Roger Moore scores: good things come to those who wait

Last updated : 20 October 2005 By Roger Moore
A lonely Saint

I don’t know that many Southampton fans personally, but through the power of the Internet, I have come to know hundreds, possibly thousands, of Saints. Only, when I say ‘know’, I mean of course that I recognise them by their ‘handles’ rather than as real people.

Occasionally you find them in a bar away from home and can put a face to anything from ‘morph’ to ‘matt le tisser7’, although the ‘Beattie9s’ and ‘Telfer Legends’ are in much shorter supply than they once were.

Camp Saints

Invariably, these virtual Saints fall into camps; the ‘Pro Lowe’ brigade, Redknapp’s army, those for and against Ricardo Fuller’s continued inclusion and those who think Marian Pahars is God versus those who fear he only has to look at a bus to catch it.

Most amusing of all, are those virtual Saints who, on the strength of one good or bad performance, can leap between polarised-opinion at the drop of a proverbial, as though their previous posting history was mere twaddle.

Now I confess to the odd error of judgement myself. I mean, who really thought Crouch was £2million well spent, until he played? But this fickle-ness which blights football seems to me just a reflection of the perverse way the English media deifies and demonises from one day to the next. And it reflects how we have come to do exactly the same, without a second thought.

Glass half full

Every football club has its moaners and every one its optimists. I try to be the latter, although for a Saint optimism comes as easily as dung from a rocking horse.
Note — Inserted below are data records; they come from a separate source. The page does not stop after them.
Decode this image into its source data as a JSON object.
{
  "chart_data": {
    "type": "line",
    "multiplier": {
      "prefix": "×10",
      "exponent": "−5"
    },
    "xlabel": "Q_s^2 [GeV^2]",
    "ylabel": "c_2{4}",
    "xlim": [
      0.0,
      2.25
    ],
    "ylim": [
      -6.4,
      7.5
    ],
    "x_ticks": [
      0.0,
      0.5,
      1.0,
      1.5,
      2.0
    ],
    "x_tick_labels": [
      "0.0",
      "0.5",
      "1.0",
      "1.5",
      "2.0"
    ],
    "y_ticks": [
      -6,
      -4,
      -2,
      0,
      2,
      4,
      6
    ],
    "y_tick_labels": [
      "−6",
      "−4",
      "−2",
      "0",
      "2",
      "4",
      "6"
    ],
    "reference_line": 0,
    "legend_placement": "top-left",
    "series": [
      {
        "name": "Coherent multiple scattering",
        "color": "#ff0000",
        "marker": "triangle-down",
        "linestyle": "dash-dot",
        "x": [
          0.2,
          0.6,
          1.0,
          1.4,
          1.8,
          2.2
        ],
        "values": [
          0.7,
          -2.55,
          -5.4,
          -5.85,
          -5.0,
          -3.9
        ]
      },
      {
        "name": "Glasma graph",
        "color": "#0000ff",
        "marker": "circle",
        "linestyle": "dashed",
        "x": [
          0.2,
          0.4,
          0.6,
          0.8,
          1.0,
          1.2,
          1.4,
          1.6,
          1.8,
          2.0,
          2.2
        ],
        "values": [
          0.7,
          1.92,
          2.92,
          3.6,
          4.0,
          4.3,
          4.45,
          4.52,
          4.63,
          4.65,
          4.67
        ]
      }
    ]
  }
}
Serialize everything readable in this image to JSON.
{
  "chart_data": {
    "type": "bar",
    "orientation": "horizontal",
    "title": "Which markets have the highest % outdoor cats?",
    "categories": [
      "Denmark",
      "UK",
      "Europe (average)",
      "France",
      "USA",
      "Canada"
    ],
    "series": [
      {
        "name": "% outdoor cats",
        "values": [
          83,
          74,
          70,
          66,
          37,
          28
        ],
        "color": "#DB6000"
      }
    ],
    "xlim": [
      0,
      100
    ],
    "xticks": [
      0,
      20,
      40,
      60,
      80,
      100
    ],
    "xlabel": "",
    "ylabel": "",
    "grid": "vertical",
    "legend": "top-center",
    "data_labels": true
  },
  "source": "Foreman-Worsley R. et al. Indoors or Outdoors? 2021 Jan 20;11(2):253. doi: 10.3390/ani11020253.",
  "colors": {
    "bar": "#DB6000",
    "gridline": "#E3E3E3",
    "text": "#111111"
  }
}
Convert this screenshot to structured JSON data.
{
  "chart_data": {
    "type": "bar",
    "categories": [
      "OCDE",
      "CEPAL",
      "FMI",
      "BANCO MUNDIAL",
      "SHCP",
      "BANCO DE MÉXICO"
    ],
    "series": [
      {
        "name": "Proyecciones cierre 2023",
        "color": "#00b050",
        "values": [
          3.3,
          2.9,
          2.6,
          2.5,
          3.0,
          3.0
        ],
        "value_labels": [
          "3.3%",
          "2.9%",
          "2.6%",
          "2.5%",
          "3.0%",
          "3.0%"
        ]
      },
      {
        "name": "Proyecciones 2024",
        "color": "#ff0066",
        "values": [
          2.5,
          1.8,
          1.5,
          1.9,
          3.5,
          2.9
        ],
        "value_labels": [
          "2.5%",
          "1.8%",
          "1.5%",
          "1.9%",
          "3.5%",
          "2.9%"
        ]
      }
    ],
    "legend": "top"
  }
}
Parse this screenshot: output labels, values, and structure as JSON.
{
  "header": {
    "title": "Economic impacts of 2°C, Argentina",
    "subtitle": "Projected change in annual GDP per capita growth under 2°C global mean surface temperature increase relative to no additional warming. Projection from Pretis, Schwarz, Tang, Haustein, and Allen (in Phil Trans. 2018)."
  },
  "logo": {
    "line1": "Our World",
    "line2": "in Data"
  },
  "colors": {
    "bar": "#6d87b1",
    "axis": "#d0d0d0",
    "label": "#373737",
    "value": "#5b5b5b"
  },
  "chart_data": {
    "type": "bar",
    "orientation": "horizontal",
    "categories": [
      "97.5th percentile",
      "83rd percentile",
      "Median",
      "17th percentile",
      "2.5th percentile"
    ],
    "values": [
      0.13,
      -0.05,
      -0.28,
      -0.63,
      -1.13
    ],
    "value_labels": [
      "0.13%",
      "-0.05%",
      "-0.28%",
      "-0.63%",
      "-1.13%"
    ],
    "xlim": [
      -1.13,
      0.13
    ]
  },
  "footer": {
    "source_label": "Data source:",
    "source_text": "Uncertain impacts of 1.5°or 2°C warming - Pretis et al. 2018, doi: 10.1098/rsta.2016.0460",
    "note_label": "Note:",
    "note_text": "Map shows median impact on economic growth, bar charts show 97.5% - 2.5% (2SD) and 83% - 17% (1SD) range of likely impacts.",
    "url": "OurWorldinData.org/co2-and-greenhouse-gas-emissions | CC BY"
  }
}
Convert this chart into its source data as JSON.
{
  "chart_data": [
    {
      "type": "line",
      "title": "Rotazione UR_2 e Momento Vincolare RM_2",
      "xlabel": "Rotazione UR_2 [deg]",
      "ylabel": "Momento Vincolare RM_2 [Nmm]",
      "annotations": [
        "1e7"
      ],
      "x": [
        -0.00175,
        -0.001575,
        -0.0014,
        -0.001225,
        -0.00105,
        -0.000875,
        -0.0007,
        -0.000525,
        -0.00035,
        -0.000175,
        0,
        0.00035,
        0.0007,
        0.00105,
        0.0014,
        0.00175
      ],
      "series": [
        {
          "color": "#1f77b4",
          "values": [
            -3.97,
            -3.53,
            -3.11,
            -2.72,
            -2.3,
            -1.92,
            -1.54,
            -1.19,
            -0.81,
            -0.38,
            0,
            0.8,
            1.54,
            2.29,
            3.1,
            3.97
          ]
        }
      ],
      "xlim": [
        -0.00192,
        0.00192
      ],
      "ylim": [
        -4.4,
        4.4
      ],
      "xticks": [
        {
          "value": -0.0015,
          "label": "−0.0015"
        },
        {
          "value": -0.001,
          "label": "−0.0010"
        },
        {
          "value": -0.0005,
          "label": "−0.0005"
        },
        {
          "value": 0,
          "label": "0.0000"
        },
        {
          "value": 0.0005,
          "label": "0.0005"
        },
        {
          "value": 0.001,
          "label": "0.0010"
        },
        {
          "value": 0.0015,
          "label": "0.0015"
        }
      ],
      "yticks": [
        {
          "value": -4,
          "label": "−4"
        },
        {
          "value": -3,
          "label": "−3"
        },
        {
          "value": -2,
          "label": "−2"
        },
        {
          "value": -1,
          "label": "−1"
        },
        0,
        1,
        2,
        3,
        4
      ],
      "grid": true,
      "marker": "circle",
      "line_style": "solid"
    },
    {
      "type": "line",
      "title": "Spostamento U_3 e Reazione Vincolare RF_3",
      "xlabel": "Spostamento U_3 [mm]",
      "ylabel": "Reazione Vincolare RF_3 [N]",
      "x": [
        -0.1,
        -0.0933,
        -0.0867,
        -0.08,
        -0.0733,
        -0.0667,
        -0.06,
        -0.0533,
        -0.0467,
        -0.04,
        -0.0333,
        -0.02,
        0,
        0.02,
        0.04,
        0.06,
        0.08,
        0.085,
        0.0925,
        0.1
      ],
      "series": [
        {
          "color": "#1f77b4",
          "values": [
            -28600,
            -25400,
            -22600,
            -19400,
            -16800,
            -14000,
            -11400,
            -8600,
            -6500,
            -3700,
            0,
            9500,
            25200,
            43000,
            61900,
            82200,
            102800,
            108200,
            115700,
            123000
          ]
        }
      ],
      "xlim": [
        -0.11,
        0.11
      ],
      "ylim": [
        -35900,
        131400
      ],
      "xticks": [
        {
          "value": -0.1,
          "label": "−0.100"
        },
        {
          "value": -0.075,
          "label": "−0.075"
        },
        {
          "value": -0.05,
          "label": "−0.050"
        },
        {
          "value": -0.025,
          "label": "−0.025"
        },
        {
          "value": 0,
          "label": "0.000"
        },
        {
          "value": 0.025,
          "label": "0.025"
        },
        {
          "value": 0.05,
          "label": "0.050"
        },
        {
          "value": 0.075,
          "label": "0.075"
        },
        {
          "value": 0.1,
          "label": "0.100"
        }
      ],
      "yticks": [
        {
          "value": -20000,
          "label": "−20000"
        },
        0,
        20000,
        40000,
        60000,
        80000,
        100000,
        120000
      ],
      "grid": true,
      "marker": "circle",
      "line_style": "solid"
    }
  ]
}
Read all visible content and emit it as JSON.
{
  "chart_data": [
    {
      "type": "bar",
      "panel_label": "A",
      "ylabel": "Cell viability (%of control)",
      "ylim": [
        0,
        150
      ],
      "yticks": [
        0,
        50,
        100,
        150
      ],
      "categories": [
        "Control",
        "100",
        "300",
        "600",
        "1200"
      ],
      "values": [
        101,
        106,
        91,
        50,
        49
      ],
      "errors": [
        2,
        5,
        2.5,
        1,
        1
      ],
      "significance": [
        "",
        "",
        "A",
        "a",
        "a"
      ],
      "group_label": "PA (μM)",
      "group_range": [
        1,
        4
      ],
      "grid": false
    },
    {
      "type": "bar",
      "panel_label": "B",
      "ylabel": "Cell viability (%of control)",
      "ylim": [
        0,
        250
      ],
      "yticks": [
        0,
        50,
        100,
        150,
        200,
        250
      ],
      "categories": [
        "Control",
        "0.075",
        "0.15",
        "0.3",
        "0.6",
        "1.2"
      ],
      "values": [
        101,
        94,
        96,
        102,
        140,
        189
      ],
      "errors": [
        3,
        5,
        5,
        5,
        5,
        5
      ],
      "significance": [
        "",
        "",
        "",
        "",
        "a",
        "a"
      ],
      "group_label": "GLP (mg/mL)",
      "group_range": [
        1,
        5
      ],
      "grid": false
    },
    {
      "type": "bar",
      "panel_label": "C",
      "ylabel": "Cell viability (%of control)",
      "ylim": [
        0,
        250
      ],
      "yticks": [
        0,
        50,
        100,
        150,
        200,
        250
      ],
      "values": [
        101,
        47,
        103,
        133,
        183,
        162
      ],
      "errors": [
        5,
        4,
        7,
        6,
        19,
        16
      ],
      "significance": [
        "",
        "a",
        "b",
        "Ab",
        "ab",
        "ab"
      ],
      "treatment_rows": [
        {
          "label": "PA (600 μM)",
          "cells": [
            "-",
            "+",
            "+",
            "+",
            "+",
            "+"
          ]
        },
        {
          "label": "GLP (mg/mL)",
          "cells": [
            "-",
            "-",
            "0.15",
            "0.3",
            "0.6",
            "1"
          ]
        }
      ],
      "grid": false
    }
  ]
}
The time I enjoyed most as a Saint was the early to mid 1980s and came under a manager who had been with the club for 10 years by then – the other Big Mac. And maybe there’s a lesson here for today’s fickle fan-base and those who see no light at the end of the St Mary’s tunnel.

Lawrie took over from Ted Bates in the summer of 1973 and presided over a calamitous slide down the old Division 1, earning us the unenviable record of relegation alongside Norwich and Manchester United, yes, you read that correctly!

I don’t know what Lawrie’s actual results were for the first year in his equivalent of the laughably named ‘Championship’, but I’m guessing they weren’t spectacular or we would have bounced straight back like both United and Norwich.

Instead, it took four years to gain promotion back to the top flight (albeit 1976’s FA Cup win proved enough of a fillip for most Saints of the time to have stayed in the Second Division for life).

Patience really is a virtue

‘Keep the faith’ is a mantra more fit for the Catholic church than Saints, but surely there is something to be said for giving a manager the time it really takes to build a successful side?

I thought our squad was good enough to stay up last year and I thought Redknapp was the man to do it. When he didn’t, he seemed to have avoided most of the blame with fans admitting that he inherited a poor, flabby squad that needed trimming, training and tactical improvement.

Yet here we are, only three ‘footballing’ months later with calls for his head? How can that be? What’s changed between May and October save for the loss of our three best strikers and the addition of some useful freebies and the introduction of one or two promising kids?

Here’s the thing Saints must ask themselves, how long is long enough to rebuild a team and then have it genuinely challenge at the highest level? Lawrie took four years to take us home and then another six before we actually topped the table (ultimately finishing 3 points behind Liverpool).

And I don’t buy the story that football has changed fundamentally since then. In those days Liverpool had all the money. Now it’s Chelsea. The more things change, the more they stay the same.

It’s hard watching your team draw so many games and harder still to dominate and lose. But irrespective of the results, if you can look beyond the short term, maybe, just maybe, we’re re-building. And maybe re-building Southampton will take just a little longer than three months.